In these uncertain times, it is somehow comforting that there are some things upon which we can count — day-after-day, year-after-year – like the Pirates missing postseason play in Major League Baseball.

Those postseason games begin today and yet again the Pirates are missing. And it is a familiar reason – terminal cheapness.

MLB circa 2025 is an economic caste system. If you want to make the postseason, and compete to win the World Series once there, you have to spend huge on salary. If you just want to have a franchise, sell tickets to your fans coming to watch stars on the other teams, you go the Pirates’ cheap route.

I know, the Pirates do have a star pitcher in Paul Skenes, among the best, if not the best, in the league. Rest assured, though, that Skenes will pitch for the Pirates only until he qualifies for free agency or the Pirates make a pre-emptive trade of Skenes for a bag of magic beans.

The Pirates never will spend enough to compete, and their organization is not clever enough to overcome that (see a list of those franchises who can and have done such later in this story).

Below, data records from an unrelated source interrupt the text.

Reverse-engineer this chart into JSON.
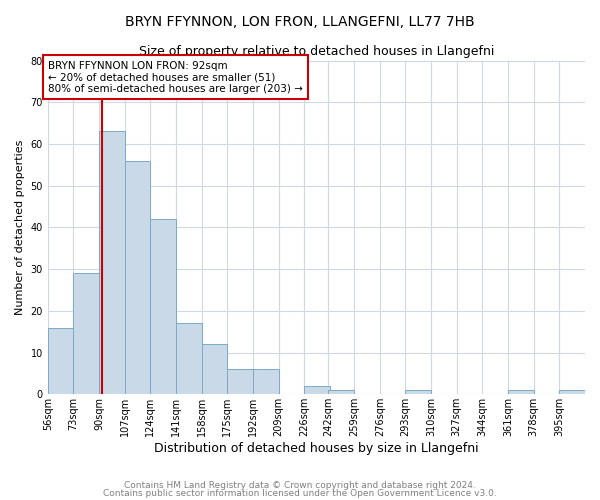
{
  "title": "BRYN FFYNNON, LON FRON, LLANGEFNI, LL77 7HB",
  "subtitle": "Size of property relative to detached houses in Llangefni",
  "xlabel": "Distribution of detached houses by size in Llangefni",
  "ylabel": "Number of detached properties",
  "bin_edges": [
    56,
    73,
    90,
    107,
    124,
    141,
    158,
    175,
    192,
    209,
    226,
    242,
    259,
    276,
    293,
    310,
    327,
    344,
    361,
    378,
    395
  ],
  "bar_heights": [
    16,
    29,
    63,
    56,
    42,
    17,
    12,
    6,
    6,
    0,
    2,
    1,
    0,
    0,
    1,
    0,
    0,
    0,
    1,
    0,
    1
  ],
  "bar_color": "#c9d9e8",
  "bar_edge_color": "#7aaac8",
  "property_line_x": 92,
  "property_line_color": "#cc0000",
  "annotation_text": "BRYN FFYNNON LON FRON: 92sqm\n← 20% of detached houses are smaller (51)\n80% of semi-detached houses are larger (203) →",
  "annotation_box_color": "#ffffff",
  "annotation_box_edge_color": "#cc0000",
  "ylim": [
    0,
    80
  ],
  "yticks": [
    0,
    10,
    20,
    30,
    40,
    50,
    60,
    70,
    80
  ],
  "footer_line1": "Contains HM Land Registry data © Crown copyright and database right 2024.",
  "footer_line2": "Contains public sector information licensed under the Open Government Licence v3.0.",
  "background_color": "#ffffff",
  "grid_color": "#d0d8e8",
  "title_fontsize": 10,
  "subtitle_fontsize": 9,
  "annotation_fontsize": 7.5,
  "tick_label_fontsize": 7,
  "ylabel_fontsize": 8,
  "xlabel_fontsize": 9,
  "footer_fontsize": 6.5,
  "footer_color": "#808080"
}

The playoff field, with the notable exception of the New York Mets, is a celebration of payroll.

The defending champion Los Angeles Dodgers are back, with their reported payroll of about $347 million, highest in the league.

The Mets, who spent a reported $340 millon this year to challenge the Dodgers, instead find themselves on the outside looking in due to a monumental collapse in the closing months of the season.

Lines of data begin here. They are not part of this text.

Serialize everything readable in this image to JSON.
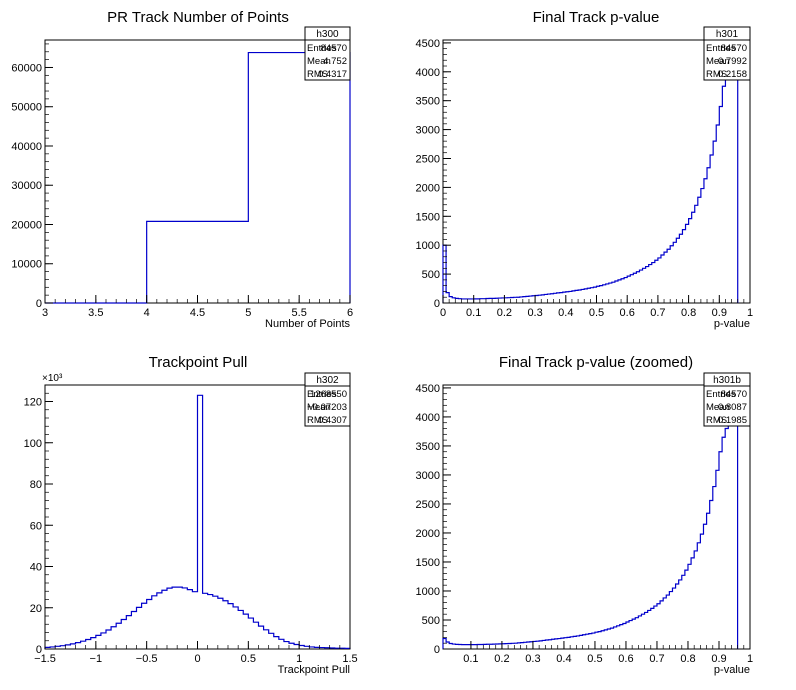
{
  "chart_data": [
    {
      "type": "histogram",
      "title": "PR Track Number of Points",
      "xlabel": "Number of Points",
      "ylabel": "",
      "xlim": [
        3,
        6
      ],
      "ylim": [
        0,
        67000
      ],
      "xticks": [
        "3",
        "3.5",
        "4",
        "4.5",
        "5",
        "5.5",
        "6"
      ],
      "xtick_values": [
        3,
        3.5,
        4,
        4.5,
        5,
        5.5,
        6
      ],
      "yticks": [
        "0",
        "10000",
        "20000",
        "30000",
        "40000",
        "50000",
        "60000"
      ],
      "ytick_values": [
        0,
        10000,
        20000,
        30000,
        40000,
        50000,
        60000
      ],
      "y_multiplier": "",
      "bin_edges": [
        3,
        4,
        5,
        6
      ],
      "values": [
        0,
        20800,
        63800
      ],
      "stats": {
        "name": "h300",
        "entries_label": "Entries",
        "entries": "84570",
        "mean_label": "Mean",
        "mean": "4.752",
        "rms_label": "RMS",
        "rms": "0.4317"
      }
    },
    {
      "type": "histogram",
      "title": "Final Track p-value",
      "xlabel": "p-value",
      "ylabel": "",
      "xlim": [
        0,
        1
      ],
      "ylim": [
        0,
        4550
      ],
      "xticks": [
        "0",
        "0.1",
        "0.2",
        "0.3",
        "0.4",
        "0.5",
        "0.6",
        "0.7",
        "0.8",
        "0.9",
        "1"
      ],
      "xtick_values": [
        0,
        0.1,
        0.2,
        0.3,
        0.4,
        0.5,
        0.6,
        0.7,
        0.8,
        0.9,
        1
      ],
      "yticks": [
        "0",
        "500",
        "1000",
        "1500",
        "2000",
        "2500",
        "3000",
        "3500",
        "4000",
        "4500"
      ],
      "ytick_values": [
        0,
        500,
        1000,
        1500,
        2000,
        2500,
        3000,
        3500,
        4000,
        4500
      ],
      "y_multiplier": "",
      "bin_edges": [
        0,
        0.01,
        0.02,
        0.03,
        0.04,
        0.05,
        0.06,
        0.07,
        0.08,
        0.09,
        0.1,
        0.11,
        0.12,
        0.13,
        0.14,
        0.15,
        0.16,
        0.17,
        0.18,
        0.19,
        0.2,
        0.21,
        0.22,
        0.23,
        0.24,
        0.25,
        0.26,
        0.27,
        0.28,
        0.29,
        0.3,
        0.31,
        0.32,
        0.33,
        0.34,
        0.35,
        0.36,
        0.37,
        0.38,
        0.39,
        0.4,
        0.41,
        0.42,
        0.43,
        0.44,
        0.45,
        0.46,
        0.47,
        0.48,
        0.49,
        0.5,
        0.51,
        0.52,
        0.53,
        0.54,
        0.55,
        0.56,
        0.57,
        0.58,
        0.59,
        0.6,
        0.61,
        0.62,
        0.63,
        0.64,
        0.65,
        0.66,
        0.67,
        0.68,
        0.69,
        0.7,
        0.71,
        0.72,
        0.73,
        0.74,
        0.75,
        0.76,
        0.77,
        0.78,
        0.79,
        0.8,
        0.81,
        0.82,
        0.83,
        0.84,
        0.85,
        0.86,
        0.87,
        0.88,
        0.89,
        0.9,
        0.91,
        0.92,
        0.93,
        0.94,
        0.95,
        0.96
      ],
      "values": [
        1000,
        180,
        110,
        90,
        80,
        75,
        70,
        70,
        70,
        70,
        72,
        72,
        75,
        75,
        78,
        80,
        80,
        82,
        85,
        88,
        90,
        92,
        95,
        98,
        100,
        105,
        110,
        115,
        120,
        125,
        130,
        135,
        140,
        148,
        155,
        160,
        168,
        175,
        180,
        188,
        195,
        200,
        210,
        218,
        225,
        235,
        245,
        255,
        265,
        275,
        290,
        300,
        315,
        330,
        345,
        360,
        380,
        400,
        420,
        440,
        465,
        490,
        515,
        540,
        570,
        600,
        630,
        665,
        700,
        740,
        780,
        830,
        880,
        930,
        990,
        1050,
        1120,
        1190,
        1270,
        1360,
        1460,
        1570,
        1690,
        1830,
        1980,
        2150,
        2340,
        2560,
        2800,
        3080,
        3400,
        3750,
        3900,
        3900,
        3900,
        3900
      ]
    },
    {
      "type": "histogram",
      "title": "Trackpoint Pull",
      "xlabel": "Trackpoint Pull",
      "ylabel": "",
      "xlim": [
        -1.5,
        1.5
      ],
      "ylim": [
        0,
        128
      ],
      "xticks": [
        "−1.5",
        "−1",
        "−0.5",
        "0",
        "0.5",
        "1",
        "1.5"
      ],
      "xtick_values": [
        -1.5,
        -1,
        -0.5,
        0,
        0.5,
        1,
        1.5
      ],
      "yticks": [
        "0",
        "20",
        "40",
        "60",
        "80",
        "100",
        "120"
      ],
      "ytick_values": [
        0,
        20,
        40,
        60,
        80,
        100,
        120
      ],
      "y_multiplier": "×10³",
      "bin_edges": [
        -1.5,
        -1.45,
        -1.4,
        -1.35,
        -1.3,
        -1.25,
        -1.2,
        -1.15,
        -1.1,
        -1.05,
        -1,
        -0.95,
        -0.9,
        -0.85,
        -0.8,
        -0.75,
        -0.7,
        -0.65,
        -0.6,
        -0.55,
        -0.5,
        -0.45,
        -0.4,
        -0.35,
        -0.3,
        -0.25,
        -0.2,
        -0.15,
        -0.1,
        -0.05,
        0,
        0.05,
        0.1,
        0.15,
        0.2,
        0.25,
        0.3,
        0.35,
        0.4,
        0.45,
        0.5,
        0.55,
        0.6,
        0.65,
        0.7,
        0.75,
        0.8,
        0.85,
        0.9,
        0.95,
        1,
        1.05,
        1.1,
        1.15,
        1.2,
        1.25,
        1.3,
        1.35,
        1.4,
        1.45,
        1.5
      ],
      "values": [
        0.8,
        1.0,
        1.3,
        1.6,
        2.0,
        2.5,
        3.1,
        3.8,
        4.6,
        5.5,
        6.6,
        7.8,
        9.2,
        10.8,
        12.5,
        14.3,
        16.2,
        18.2,
        20.2,
        22.2,
        24.0,
        25.8,
        27.2,
        28.5,
        29.5,
        30.0,
        30.0,
        29.6,
        28.8,
        27.8,
        123.0,
        27.0,
        26.4,
        25.6,
        24.6,
        23.4,
        22.0,
        20.4,
        18.7,
        16.9,
        15.0,
        13.0,
        11.1,
        9.3,
        7.6,
        6.0,
        4.7,
        3.6,
        2.8,
        2.2,
        1.7,
        1.3,
        1.0,
        0.8,
        0.7,
        0.6,
        0.5,
        0.4,
        0.4,
        0.3
      ],
      "stats": {
        "name": "h302",
        "entries_label": "Entries",
        "entries": "1268550",
        "mean_label": "Mean",
        "mean": "−0.07203",
        "rms_label": "RMS",
        "rms": "0.4307"
      }
    },
    {
      "type": "histogram",
      "title": "Final Track p-value (zoomed)",
      "xlabel": "p-value",
      "ylabel": "",
      "xlim": [
        0.01,
        1
      ],
      "ylim": [
        0,
        4550
      ],
      "xticks": [
        "0.1",
        "0.2",
        "0.3",
        "0.4",
        "0.5",
        "0.6",
        "0.7",
        "0.8",
        "0.9",
        "1"
      ],
      "xtick_values": [
        0.1,
        0.2,
        0.3,
        0.4,
        0.5,
        0.6,
        0.7,
        0.8,
        0.9,
        1
      ],
      "yticks": [
        "0",
        "500",
        "1000",
        "1500",
        "2000",
        "2500",
        "3000",
        "3500",
        "4000",
        "4500"
      ],
      "ytick_values": [
        0,
        500,
        1000,
        1500,
        2000,
        2500,
        3000,
        3500,
        4000,
        4500
      ],
      "y_multiplier": "",
      "bin_edges": [
        0.01,
        0.02,
        0.03,
        0.04,
        0.05,
        0.06,
        0.07,
        0.08,
        0.09,
        0.1,
        0.11,
        0.12,
        0.13,
        0.14,
        0.15,
        0.16,
        0.17,
        0.18,
        0.19,
        0.2,
        0.21,
        0.22,
        0.23,
        0.24,
        0.25,
        0.26,
        0.27,
        0.28,
        0.29,
        0.3,
        0.31,
        0.32,
        0.33,
        0.34,
        0.35,
        0.36,
        0.37,
        0.38,
        0.39,
        0.4,
        0.41,
        0.42,
        0.43,
        0.44,
        0.45,
        0.46,
        0.47,
        0.48,
        0.49,
        0.5,
        0.51,
        0.52,
        0.53,
        0.54,
        0.55,
        0.56,
        0.57,
        0.58,
        0.59,
        0.6,
        0.61,
        0.62,
        0.63,
        0.64,
        0.65,
        0.66,
        0.67,
        0.68,
        0.69,
        0.7,
        0.71,
        0.72,
        0.73,
        0.74,
        0.75,
        0.76,
        0.77,
        0.78,
        0.79,
        0.8,
        0.81,
        0.82,
        0.83,
        0.84,
        0.85,
        0.86,
        0.87,
        0.88,
        0.89,
        0.9,
        0.91,
        0.92,
        0.93,
        0.94,
        0.95,
        0.96
      ],
      "values": [
        180,
        120,
        95,
        85,
        80,
        78,
        75,
        75,
        75,
        76,
        76,
        78,
        78,
        80,
        82,
        82,
        84,
        86,
        88,
        90,
        92,
        95,
        98,
        100,
        105,
        110,
        115,
        120,
        125,
        130,
        135,
        140,
        148,
        155,
        160,
        168,
        175,
        180,
        188,
        195,
        200,
        210,
        218,
        225,
        235,
        245,
        255,
        265,
        275,
        290,
        300,
        315,
        330,
        345,
        360,
        380,
        400,
        420,
        440,
        465,
        490,
        515,
        540,
        570,
        600,
        630,
        665,
        700,
        740,
        780,
        830,
        880,
        930,
        990,
        1050,
        1120,
        1190,
        1270,
        1360,
        1460,
        1570,
        1690,
        1830,
        1980,
        2150,
        2340,
        2560,
        2800,
        3080,
        3400,
        3650,
        3800,
        3850,
        3850,
        3850
      ],
      "stats": {
        "name": "h301b",
        "entries_label": "Entries",
        "entries": "84570",
        "mean_label": "Mean",
        "mean": "0.8087",
        "rms_label": "RMS",
        "rms": "0.1985"
      }
    }
  ],
  "stats_boxes": [
    {
      "name": "h300",
      "entries_label": "Entries",
      "entries": "84570",
      "mean_label": "Mean",
      "mean": "4.752",
      "rms_label": "RMS",
      "rms": "0.4317"
    },
    {
      "name": "h301",
      "entries_label": "Entries",
      "entries": "84570",
      "mean_label": "Mean",
      "mean": "0.7992",
      "rms_label": "RMS",
      "rms": "0.2158"
    },
    {
      "name": "h302",
      "entries_label": "Entries",
      "entries": "1268550",
      "mean_label": "Mean",
      "mean": "−0.07203",
      "rms_label": "RMS",
      "rms": "0.4307"
    },
    {
      "name": "h301b",
      "entries_label": "Entries",
      "entries": "84570",
      "mean_label": "Mean",
      "mean": "0.8087",
      "rms_label": "RMS",
      "rms": "0.1985"
    }
  ],
  "colors": {
    "line": "#0000cc",
    "axis": "#000000",
    "background": "#ffffff"
  }
}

So, the No. 2 payroll didn’t make the big show. But No. 3 (New York Yankees, ($298 million), No. 4 (Philadelphia, $290 million) and No. 5 (Toronto, $254 million) are present.

Most of the field mirrors this truth. But, there are a few outfits who spent what are comparatively frugal payroll numbers and still have made it.

Begin with Milwaukee, which had an MLB-best 97 wins this season. Yes, incredibly in this era of huge payroll numbers, there was not a single 100-win team for the first time since 2014. Several teams, most notably Detroit, staggered into the playoff field on sustained stretches of futility. Even the hapless Mets almost made it.

No one saw this coming. Milwaukee’s reported payroll for 2025 was $115 million, 24th lowest in the game and about one-third of what the Dodgers spent. For even more perspective, the current Brewers owner bought the FRANCHISE in 2005 for $223 million, less than twice what he spent just this season in payroll.

The Cincinnati Reds, at $116 million are another playoff bargain. There must be something in the Ohio water because it is Cleveland, with a $99.6 million payroll, that provides the salary floor among the 2025 playoff field.

The Pirates are credited (blamed?) with spending just $90 million in 2025.

I don’t expect Milwaukee (despite that record), Cincinnati or Cleveland to go deep into postseason play. But, I do celebrate them for making it.

Those three bargain basement teams have weaknessess that show up in a playoff series. Cincinnati and Cleveland, for example, have an abundance of pitching and severe deficits in terms of offense.

In the end, a big-money franchise will win the World Series, another dependable outcome.